200803599/1.
Datum uitspraak: 4 februari 2009
AFDELING
BESTUURSRECHTSPRAAK
Uitspraak op het hoger beroep van:
[appellant], wonend te [woonplaats],
tegen de uitspraak van de rechtbank Utrecht van 4 april 2008 in zaak
nr. 07/3023 in het geding tussen:
het college van burgemeester en wethouders van Wijk bij Duurstede.

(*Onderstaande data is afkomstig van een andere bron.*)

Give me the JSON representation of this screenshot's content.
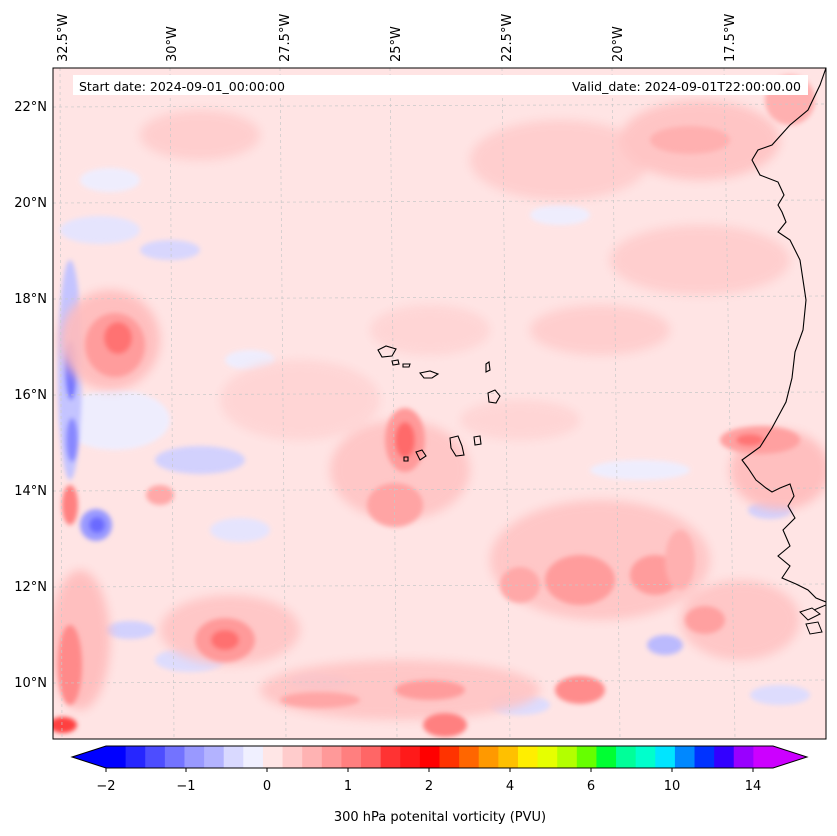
{
  "header": {
    "start_date": "Start date: 2024-09-01_00:00:00",
    "valid_date": "Valid_date: 2024-09-01T22:00:00.00"
  },
  "lon_labels": [
    "32.5°W",
    "30°W",
    "27.5°W",
    "25°W",
    "22.5°W",
    "20°W",
    "17.5°W"
  ],
  "lat_labels": [
    "22°N",
    "20°N",
    "18°N",
    "16°N",
    "14°N",
    "12°N",
    "10°N"
  ],
  "colorbar": {
    "label": "300 hPa potenital vorticity (PVU)",
    "ticks": [
      "−2",
      "−1",
      "0",
      "1",
      "2",
      "4",
      "6",
      "10",
      "14"
    ],
    "colors": [
      "#0000ff",
      "#2626ff",
      "#4d4dff",
      "#7373ff",
      "#9999ff",
      "#b3b3ff",
      "#d9d9ff",
      "#f0f0ff",
      "#ffe6e6",
      "#ffcccc",
      "#ffb3b3",
      "#ff9999",
      "#ff7f7f",
      "#ff6666",
      "#ff3333",
      "#ff1a1a",
      "#ff0000",
      "#ff3300",
      "#ff6600",
      "#ff9900",
      "#ffc000",
      "#ffee00",
      "#e6ff00",
      "#b3ff00",
      "#66ff00",
      "#00ff33",
      "#00ff99",
      "#00ffcc",
      "#00e5ff",
      "#0088ff",
      "#0033ff",
      "#3300ff",
      "#9900ff",
      "#cc00ff"
    ],
    "extend_low_color": "#0000ff",
    "extend_high_color": "#cc00ff"
  },
  "colors": {
    "background_field": "#ffe4e4",
    "coast": "#000000",
    "grid": "#c8c8c8"
  }
}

Bij besluit van 9 maart 2007 heeft het college van burgemeester en wethouders van Wijk bij Duurstede (hierna: het college) [appellant] onder oplegging van een dwangsom gelast de opslag van diverse met name genoemde goederen en materialen in de voortuin van de woning aan [locatie] te [plaats], gemeente Wijk bij Duurstede (hierna: de woning), en op het perceel gelegen tegenover de voorzijde van het perceel, waarop de woning is gelegen (hierna: het perceel) te verwijderen en verwijderd te houden.
Bij besluit van 13 september 2007 heeft het college het door [appellant] daartegen gemaakte bezwaar ongegrond verklaard.
Bij uitspraak van 4 april 2008, verzonden op 8 april 2008, heeft de rechtbank Utrecht (hierna: de rechtbank) het door [appellant] daartegen ingestelde beroep ongegrond verklaard. Deze uitspraak is aangehecht.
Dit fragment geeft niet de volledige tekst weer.